To his great relief this daring, rude, and even outrageous question did not seem to trouble the old ex-bailiff in the very least.

“O that’s easily explained, great Doctor! Searching round in the ardent spirit of a born sculptor for some living model for the figure of Our Lady that he was so anxious to carve for the shrine he was building, it naturally came into his head to make use of the perfect form and heavenly features of his chaste and beautiful sister.

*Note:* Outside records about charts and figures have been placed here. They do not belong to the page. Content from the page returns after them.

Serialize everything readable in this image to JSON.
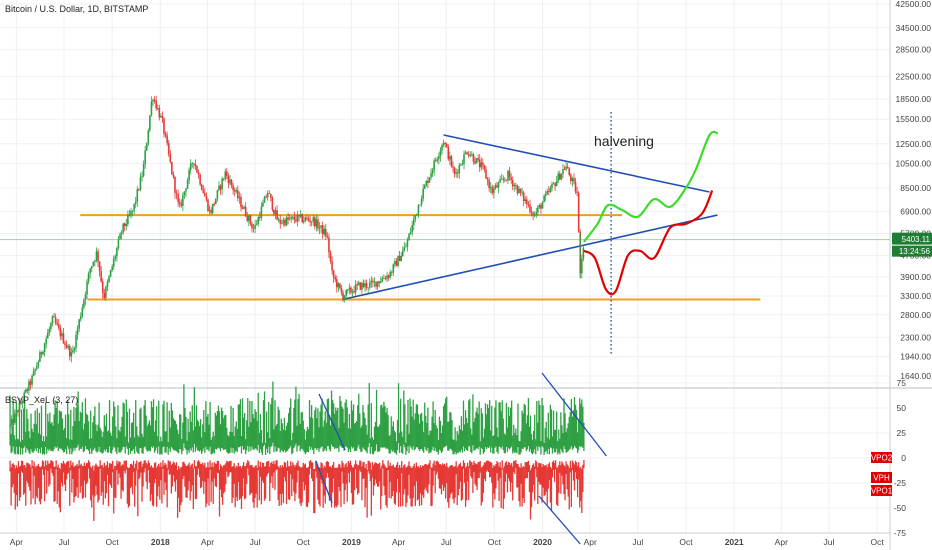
{
  "chart_data": {
    "type": "candlestick",
    "title": "Bitcoin / U.S. Dollar, 1D, BITSTAMP",
    "price_axis": {
      "scale": "log",
      "ticks": [
        1640,
        1940,
        2300,
        2800,
        3300,
        3900,
        4700,
        5700,
        6900,
        8500,
        10500,
        12500,
        15500,
        18500,
        22500,
        28500,
        34500,
        42500
      ],
      "tick_labels": [
        "1640.00",
        "1940.00",
        "2300.00",
        "2800.00",
        "3300.00",
        "3900.00",
        "4700.00",
        "5700.00",
        "6900.00",
        "8500.00",
        "10500.00",
        "12500.00",
        "15500.00",
        "18500.00",
        "22500.00",
        "28500.00",
        "34500.00",
        "42500.00"
      ],
      "last_price_label": "5403.11",
      "countdown_label": "13:24:56",
      "last_price_color": "#1e7e34"
    },
    "time_axis": {
      "labels": [
        "Apr",
        "Jul",
        "Oct",
        "2018",
        "Apr",
        "Jul",
        "Oct",
        "2019",
        "Apr",
        "Jul",
        "Oct",
        "2020",
        "Apr",
        "Jul",
        "Oct",
        "2021",
        "Apr",
        "Jul",
        "Oct"
      ],
      "dates": [
        "2017-04-01",
        "2017-07-01",
        "2017-10-01",
        "2018-01-01",
        "2018-04-01",
        "2018-07-01",
        "2018-10-01",
        "2019-01-01",
        "2019-04-01",
        "2019-07-01",
        "2019-10-01",
        "2020-01-01",
        "2020-04-01",
        "2020-07-01",
        "2020-10-01",
        "2021-01-01",
        "2021-04-01",
        "2021-07-01",
        "2021-10-01"
      ],
      "bold_labels": [
        "2018",
        "2019",
        "2020",
        "2021"
      ]
    },
    "price_path": {
      "dates": [
        "2017-03-20",
        "2017-05-01",
        "2017-06-10",
        "2017-07-16",
        "2017-08-20",
        "2017-09-02",
        "2017-09-15",
        "2017-10-20",
        "2017-11-10",
        "2017-11-29",
        "2017-12-17",
        "2018-01-05",
        "2018-02-06",
        "2018-03-05",
        "2018-04-06",
        "2018-05-05",
        "2018-06-29",
        "2018-07-25",
        "2018-08-14",
        "2018-09-20",
        "2018-10-20",
        "2018-11-15",
        "2018-11-25",
        "2018-12-15",
        "2019-01-15",
        "2019-02-10",
        "2019-03-15",
        "2019-04-15",
        "2019-05-15",
        "2019-06-26",
        "2019-07-17",
        "2019-08-10",
        "2019-09-10",
        "2019-09-26",
        "2019-10-27",
        "2019-12-17",
        "2020-01-20",
        "2020-02-14",
        "2020-03-08",
        "2020-03-12",
        "2020-03-20"
      ],
      "close": [
        1050,
        1600,
        2700,
        1950,
        4200,
        4850,
        3250,
        5900,
        7000,
        9900,
        19300,
        15000,
        7000,
        11000,
        6800,
        9700,
        5900,
        8200,
        6300,
        6500,
        6400,
        5600,
        4000,
        3300,
        3600,
        3650,
        4000,
        5100,
        8000,
        12900,
        9500,
        11800,
        10000,
        8200,
        9500,
        6700,
        8600,
        10300,
        8000,
        4000,
        5400
      ]
    },
    "projections": {
      "red": [
        [
          "2020-03-20",
          4900
        ],
        [
          "2020-04-10",
          4600
        ],
        [
          "2020-05-01",
          3500
        ],
        [
          "2020-05-20",
          3450
        ],
        [
          "2020-06-12",
          4700
        ],
        [
          "2020-07-05",
          4900
        ],
        [
          "2020-08-01",
          4600
        ],
        [
          "2020-09-01",
          6000
        ],
        [
          "2020-10-01",
          6200
        ],
        [
          "2020-11-01",
          6800
        ],
        [
          "2020-11-20",
          8300
        ]
      ],
      "green": [
        [
          "2020-03-20",
          5300
        ],
        [
          "2020-04-15",
          6200
        ],
        [
          "2020-05-05",
          7300
        ],
        [
          "2020-06-01",
          7000
        ],
        [
          "2020-07-01",
          6600
        ],
        [
          "2020-08-01",
          7700
        ],
        [
          "2020-09-01",
          7200
        ],
        [
          "2020-10-01",
          8500
        ],
        [
          "2020-10-20",
          10000
        ],
        [
          "2020-11-15",
          13500
        ],
        [
          "2020-12-01",
          13700
        ]
      ]
    },
    "trendlines": {
      "upper": [
        [
          "2019-06-26",
          13500
        ],
        [
          "2020-11-15",
          8200
        ]
      ],
      "lower": [
        [
          "2018-12-15",
          3200
        ],
        [
          "2020-11-30",
          6700
        ]
      ],
      "resistance": [
        [
          "2017-08-01",
          6700
        ],
        [
          "2020-06-01",
          6700
        ]
      ],
      "support": [
        [
          "2017-08-15",
          3200
        ],
        [
          "2021-02-20",
          3200
        ]
      ]
    },
    "halvening_date": "2020-05-11",
    "annotation": "halvening",
    "oscillator": {
      "title": "BSVP_XeL (3, 27)",
      "ticks": [
        -75,
        -50,
        -25,
        0,
        25,
        50,
        75
      ],
      "tick_labels": [
        "-75",
        "-50",
        "-25",
        "0",
        "25",
        "50",
        "75"
      ],
      "badges": [
        {
          "label": "VPO2",
          "value": 0
        },
        {
          "label": "VPH",
          "value": -20
        },
        {
          "label": "VPO1",
          "value": -33
        }
      ],
      "trendlines": [
        [
          [
            "2018-10-31",
            64
          ],
          [
            "2018-12-20",
            8
          ]
        ],
        [
          [
            "2018-10-25",
            -3
          ],
          [
            "2018-11-25",
            -45
          ]
        ],
        [
          [
            "2019-12-31",
            85
          ],
          [
            "2020-05-02",
            2
          ]
        ],
        [
          [
            "2019-12-25",
            -38
          ],
          [
            "2020-03-13",
            -86
          ]
        ]
      ]
    },
    "colors": {
      "up": "#26a69a",
      "green": "#2ea043",
      "red": "#e53935",
      "trendline": "#1f4fb5",
      "horizontal": "#f59c1a",
      "red_projection": "#e00000",
      "green_projection": "#3ddc2a",
      "last_price_line": "#9ed39a",
      "badge": "#e00000"
    }
  }
}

“But when this accurst Bonaventura saw Master Tilton’s Blessed Virgin holding the Holy Babe, he commanded those bandits from Lost Towers to hammer the whole thing to bits! You may well indeed look horrified, O greatest of all Churchly Doctors, but I haven’t sat here since my retirement from office, with the lady Lil-Umbra visiting me daily, and Master Tilton and Master John, one or the other of them, coming in to see me pretty well once a week, without learning something of what goes on; learning, I mean, what historians learn by living after the event , only I’ve been learning it by watching the event closely and yet watching it from a certain distance while it was going on.